For Chinese students and other dissidents overseas, any comments or demonstrations related to these subjects can lead to harsh consequences.
“The Chinese authorities and the Hong Kong authorities have devised these kinds of legal weapons, as they call it, to go after people,” said Laura Harth, a campaign director at Safeguard Defenders, an NGO based in Madrid. “So one thing is obviously the establishment of extraterritorial applications in their national security laws or provisions, which make people liable for things that are completely legal — for example, putting up a poster in the U.S. or tweeting something in the U.S. … If those people were to travel back to China, they might be liable for prosecution and conviction.”
A freshman at a university in New York who spoke on the condition of anonymity told Grid that her friend had learned this the hard way. “Because a friend of mine made some rude comments while studying abroad, he was taken away by the police when he got off the plane and returned to China,” she said. Given that she has been participating in the current dissent, putting up anti-Xi posters at her campus, she said, “I am also worried that I will be taken away by the police when I return to my country.”
Wang is often asked by activists whether it is safe for them to return home to China, and she says it’s hard to give a clear answer — because the government is inconsistent in its response. Some may get away with their activism, and others will be jailed. For her part, Harth said once an activist has gone public, it’s best not to return. “I understand it’s a very difficult choice,” she told Grid. “I think that’s one thing that people need to take into account. If you’re involved in activism, and speaking out, going back to China is not an option.”

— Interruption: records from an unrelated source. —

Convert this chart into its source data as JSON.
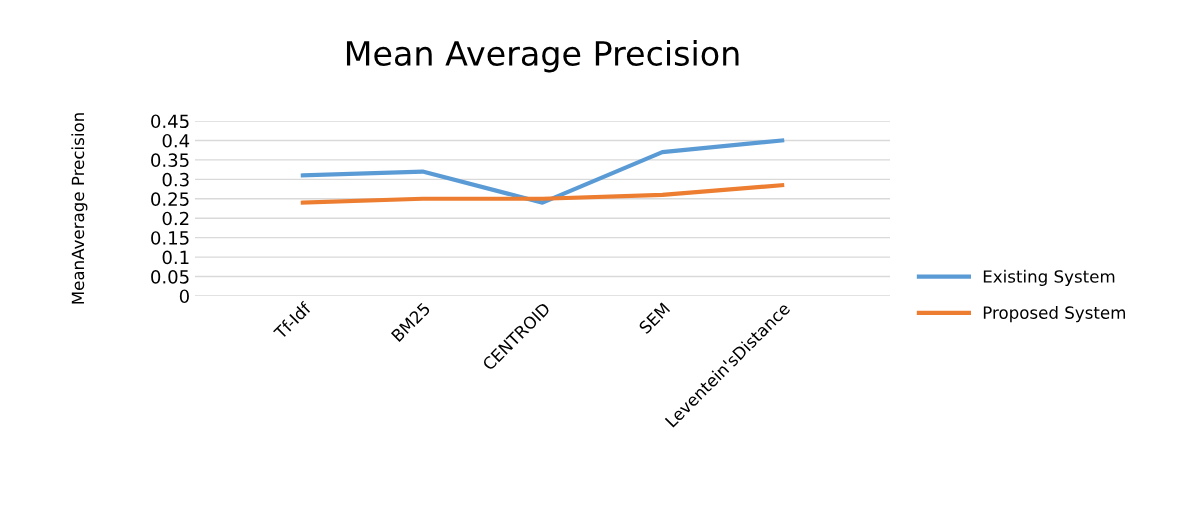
{
  "chart_data": {
    "type": "line",
    "title": "Mean Average Precision",
    "ylabel": "MeanAverage Precision",
    "categories": [
      "Tf-Idf",
      "BM25",
      "CENTROID",
      "SEM",
      "Leventein'sDistance"
    ],
    "series": [
      {
        "name": "Existing System",
        "color": "#5b9bd5",
        "values": [
          0.31,
          0.32,
          0.24,
          0.37,
          0.4
        ]
      },
      {
        "name": "Proposed System",
        "color": "#ed7d31",
        "values": [
          0.24,
          0.25,
          0.25,
          0.26,
          0.285
        ]
      }
    ],
    "ylim": [
      0,
      0.45
    ],
    "yticks": [
      0,
      0.05,
      0.1,
      0.15,
      0.2,
      0.25,
      0.3,
      0.35,
      0.4,
      0.45
    ],
    "grid": "y",
    "legend": "right",
    "marker": "none",
    "line_style": "solid"
  }
}
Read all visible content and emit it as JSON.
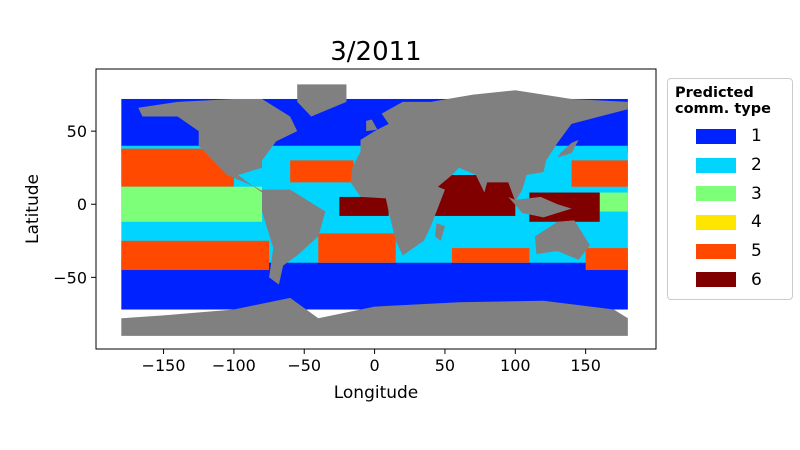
{
  "chart_data": {
    "type": "scatter",
    "title": "3/2011",
    "xlabel": "Longitude",
    "ylabel": "Latitude",
    "xlim": [
      -198,
      200
    ],
    "ylim": [
      -99,
      92.5
    ],
    "xticks": [
      -150,
      -100,
      -50,
      0,
      50,
      100,
      150
    ],
    "xtick_labels": [
      "−150",
      "−100",
      "−50",
      "0",
      "50",
      "100",
      "150"
    ],
    "yticks": [
      50,
      0,
      -50
    ],
    "ytick_labels": [
      "50",
      "0",
      "−50"
    ],
    "legend": {
      "title": "Predicted comm. type",
      "title_lines": [
        "Predicted",
        "comm. type"
      ],
      "placement": "outside-right",
      "entries": [
        {
          "label": "1",
          "color": "#0022ff"
        },
        {
          "label": "2",
          "color": "#00d4ff"
        },
        {
          "label": "3",
          "color": "#7dff7a"
        },
        {
          "label": "4",
          "color": "#ffe600"
        },
        {
          "label": "5",
          "color": "#ff4800"
        },
        {
          "label": "6",
          "color": "#800000"
        }
      ]
    },
    "land_color": "#808080",
    "regions": [
      {
        "type": 1,
        "lon": [
          -180,
          180
        ],
        "lat": [
          35,
          72
        ]
      },
      {
        "type": 1,
        "lon": [
          -180,
          180
        ],
        "lat": [
          -72,
          -38
        ]
      },
      {
        "type": 2,
        "lon": [
          -180,
          180
        ],
        "lat": [
          -40,
          40
        ]
      },
      {
        "type": 5,
        "lon": [
          -180,
          -100
        ],
        "lat": [
          12,
          38
        ]
      },
      {
        "type": 5,
        "lon": [
          -60,
          -15
        ],
        "lat": [
          15,
          30
        ]
      },
      {
        "type": 5,
        "lon": [
          140,
          180
        ],
        "lat": [
          12,
          30
        ]
      },
      {
        "type": 5,
        "lon": [
          -180,
          -75
        ],
        "lat": [
          -45,
          -25
        ]
      },
      {
        "type": 5,
        "lon": [
          -40,
          15
        ],
        "lat": [
          -40,
          -20
        ]
      },
      {
        "type": 5,
        "lon": [
          55,
          110
        ],
        "lat": [
          -40,
          -30
        ]
      },
      {
        "type": 5,
        "lon": [
          150,
          180
        ],
        "lat": [
          -45,
          -30
        ]
      },
      {
        "type": 3,
        "lon": [
          -180,
          -80
        ],
        "lat": [
          -12,
          12
        ]
      },
      {
        "type": 3,
        "lon": [
          160,
          180
        ],
        "lat": [
          -5,
          8
        ]
      },
      {
        "type": 6,
        "lon": [
          40,
          100
        ],
        "lat": [
          -8,
          20
        ]
      },
      {
        "type": 6,
        "lon": [
          -25,
          10
        ],
        "lat": [
          -8,
          5
        ]
      },
      {
        "type": 6,
        "lon": [
          110,
          160
        ],
        "lat": [
          -12,
          8
        ]
      }
    ]
  }
}
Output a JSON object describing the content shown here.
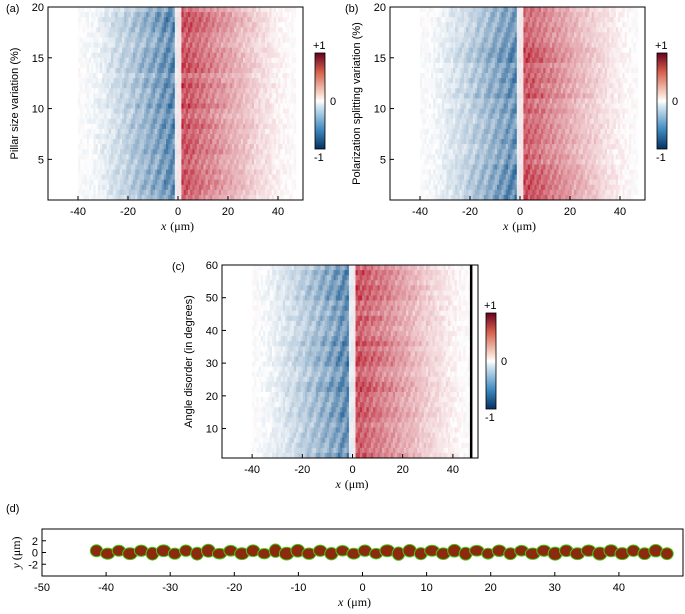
{
  "chart_data": [
    {
      "id": "a",
      "type": "heatmap",
      "panel_label": "(a)",
      "ylabel": "Pillar size variation (%)",
      "xlabel_var": "x",
      "xlabel_unit": "(μm)",
      "xlim": [
        -52,
        50
      ],
      "ylim": [
        1,
        20
      ],
      "xticks": [
        -40,
        -20,
        0,
        20,
        40
      ],
      "yticks": [
        5,
        10,
        15,
        20
      ],
      "colorbar": {
        "max_label": "+1",
        "mid_label": "0",
        "min_label": "-1"
      },
      "data_extent": [
        -40,
        47
      ],
      "colors": {
        "negative": "#0b4f8a",
        "positive": "#b40a1e",
        "zero": "#ffffff"
      }
    },
    {
      "id": "b",
      "type": "heatmap",
      "panel_label": "(b)",
      "ylabel": "Polarization splitting variation (%)",
      "xlabel_var": "x",
      "xlabel_unit": "(μm)",
      "xlim": [
        -52,
        50
      ],
      "ylim": [
        1,
        20
      ],
      "xticks": [
        -40,
        -20,
        0,
        20,
        40
      ],
      "yticks": [
        5,
        10,
        15,
        20
      ],
      "colorbar": {
        "max_label": "+1",
        "mid_label": "0",
        "min_label": "-1"
      },
      "data_extent": [
        -40,
        47
      ],
      "colors": {
        "negative": "#0b4f8a",
        "positive": "#b40a1e",
        "zero": "#ffffff"
      }
    },
    {
      "id": "c",
      "type": "heatmap",
      "panel_label": "(c)",
      "ylabel": "Angle disorder (in degrees)",
      "xlabel_var": "x",
      "xlabel_unit": "(μm)",
      "xlim": [
        -52,
        50
      ],
      "ylim": [
        1,
        60
      ],
      "xticks": [
        -40,
        -20,
        0,
        20,
        40
      ],
      "yticks": [
        10,
        20,
        30,
        40,
        50,
        60
      ],
      "colorbar": {
        "max_label": "+1",
        "mid_label": "0",
        "min_label": "-1"
      },
      "data_extent": [
        -40,
        47
      ],
      "colors": {
        "negative": "#0b4f8a",
        "positive": "#b40a1e",
        "zero": "#ffffff"
      }
    },
    {
      "id": "d",
      "type": "scatter",
      "panel_label": "(d)",
      "ylabel_var": "y",
      "ylabel_unit": "(μm)",
      "xlabel_var": "x",
      "xlabel_unit": "(μm)",
      "xlim": [
        -50,
        50
      ],
      "ylim": [
        -4,
        4
      ],
      "xticks": [
        -50,
        -40,
        -30,
        -20,
        -10,
        0,
        10,
        20,
        30,
        40
      ],
      "yticks": [
        2,
        0,
        -2
      ],
      "pillars": {
        "x_start": -41.5,
        "x_end": 47.5,
        "count": 52
      },
      "colors": {
        "pillar_fill": "#8b2a0c",
        "pillar_outline": "#46c81e"
      }
    }
  ]
}
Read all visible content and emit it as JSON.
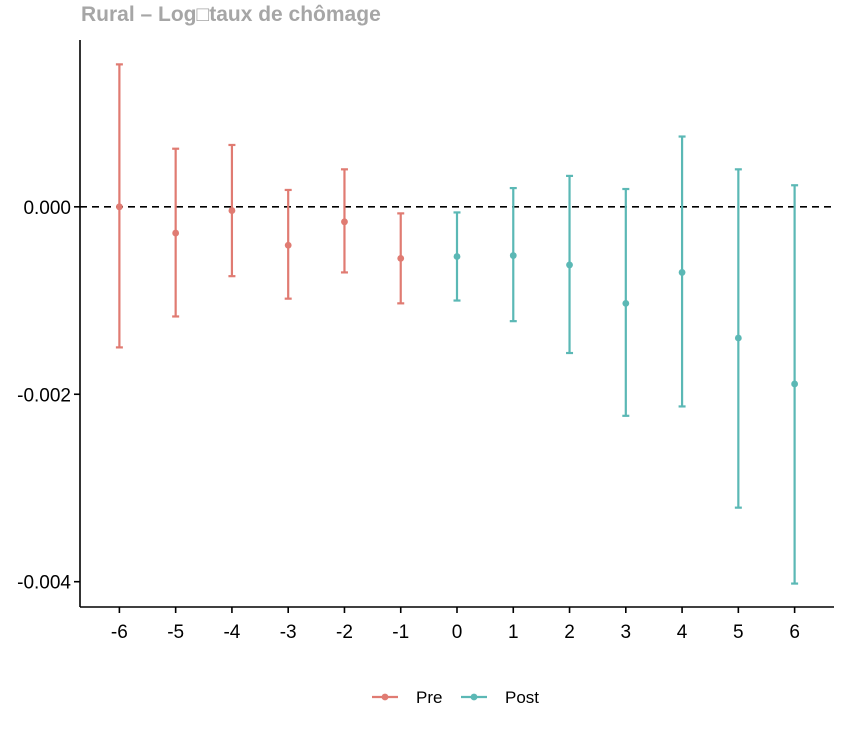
{
  "chart_data": {
    "type": "scatter",
    "title": "Rural – Log□taux de chômage",
    "xlabel": "",
    "ylabel": "",
    "x_ticks": [
      "-6",
      "-5",
      "-4",
      "-3",
      "-2",
      "-1",
      "0",
      "1",
      "2",
      "3",
      "4",
      "5",
      "6"
    ],
    "y_ticks": [
      "0.000",
      "-0.002",
      "-0.004"
    ],
    "y_tick_values": [
      0.0,
      -0.002,
      -0.004
    ],
    "xlim": [
      -6.7,
      6.7
    ],
    "ylim": [
      -0.00427,
      0.00178
    ],
    "reference_line": {
      "y": 0.0,
      "style": "dashed"
    },
    "error_bars": true,
    "grid": false,
    "legend_position": "bottom",
    "series": [
      {
        "name": "Pre",
        "color": "#E07B72",
        "x": [
          -6,
          -5,
          -4,
          -3,
          -2,
          -1
        ],
        "y": [
          0.0,
          -0.00028,
          -4e-05,
          -0.00041,
          -0.00016,
          -0.00055
        ],
        "lower": [
          -0.0015,
          -0.00117,
          -0.00074,
          -0.00098,
          -0.0007,
          -0.00103
        ],
        "upper": [
          0.00152,
          0.00062,
          0.00066,
          0.00018,
          0.0004,
          -7e-05
        ]
      },
      {
        "name": "Post",
        "color": "#5BB8B5",
        "x": [
          0,
          1,
          2,
          3,
          4,
          5,
          6
        ],
        "y": [
          -0.00053,
          -0.00052,
          -0.00062,
          -0.00103,
          -0.0007,
          -0.0014,
          -0.00189
        ],
        "lower": [
          -0.001,
          -0.00122,
          -0.00156,
          -0.00223,
          -0.00213,
          -0.00321,
          -0.00402
        ],
        "upper": [
          -6e-05,
          0.0002,
          0.00033,
          0.00019,
          0.00075,
          0.0004,
          0.00023
        ]
      }
    ]
  }
}
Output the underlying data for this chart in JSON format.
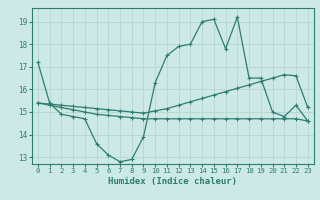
{
  "title": "",
  "xlabel": "Humidex (Indice chaleur)",
  "background_color": "#cce9e5",
  "line_color": "#2e7d72",
  "grid_color": "#b8d8d4",
  "xlim": [
    -0.5,
    23.5
  ],
  "ylim": [
    12.7,
    19.6
  ],
  "yticks": [
    13,
    14,
    15,
    16,
    17,
    18,
    19
  ],
  "xticks": [
    0,
    1,
    2,
    3,
    4,
    5,
    6,
    7,
    8,
    9,
    10,
    11,
    12,
    13,
    14,
    15,
    16,
    17,
    18,
    19,
    20,
    21,
    22,
    23
  ],
  "series1": [
    17.2,
    15.4,
    14.9,
    14.8,
    14.7,
    13.6,
    13.1,
    12.8,
    12.9,
    13.9,
    16.3,
    17.5,
    17.9,
    18.0,
    19.0,
    19.1,
    17.8,
    19.2,
    16.5,
    16.5,
    15.0,
    14.8,
    15.3,
    14.6
  ],
  "series2": [
    15.4,
    15.35,
    15.3,
    15.25,
    15.2,
    15.15,
    15.1,
    15.05,
    15.0,
    14.95,
    15.05,
    15.15,
    15.3,
    15.45,
    15.6,
    15.75,
    15.9,
    16.05,
    16.2,
    16.35,
    16.5,
    16.65,
    16.6,
    15.2
  ],
  "series3": [
    15.4,
    15.3,
    15.2,
    15.1,
    15.0,
    14.9,
    14.85,
    14.8,
    14.75,
    14.7,
    14.7,
    14.7,
    14.7,
    14.7,
    14.7,
    14.7,
    14.7,
    14.7,
    14.7,
    14.7,
    14.7,
    14.7,
    14.7,
    14.6
  ]
}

He, the New York City protester, told Grid she was aware of the risks for her family back in China. “I don’t think I’m ever going to go back,” she said. “But I do still worry for my parents who are still working and also my grandparents and everyone else.”
“I felt I wasn’t alone”
Given all these challenges, how long can this latest protest movement last? Certainly one of the group’s core demands — the removal of Xi — seems inconceivable. After the party congress, Xi is now squarely at the helm for his third term, surrounded by loyalists. It’s hard to imagine anything unseating him.
Wang has seen this cycle many times — a movement grows and then fizzles out. “Just given the degree of repression in China, people feel so powerless, they decide to move on,” she said. “There’s no justice to seek, you know, there’s no way you can challenge the power.”
For many overseas protesters, zero-covid is a clear example of why China needs change — so that people can have some say in their lives. Wang said the issue might help sustain the movement because it has had a much wider impact on people across China — including the families of overseas students — than other issues that have provoked dissent: “The zero-covid policy really affects the students. I mean, I never felt, you know, the Xinjiang or Hong Kong issue affected the students in the way the covid policy affects them.”
At the New York protest, the salience of zero-covid to the activists was clear — abundantly so in their choice of costume. One of the main participants, with the pseudonym James, wrote on Telegram after the protest, “When I looked back and saw so many kindred spirits and bystanders cheering for us, I really felt that I wasn’t alone.” He added, “I hope there comes a day when we don’t have to be in disguise, when we can speak out openly.”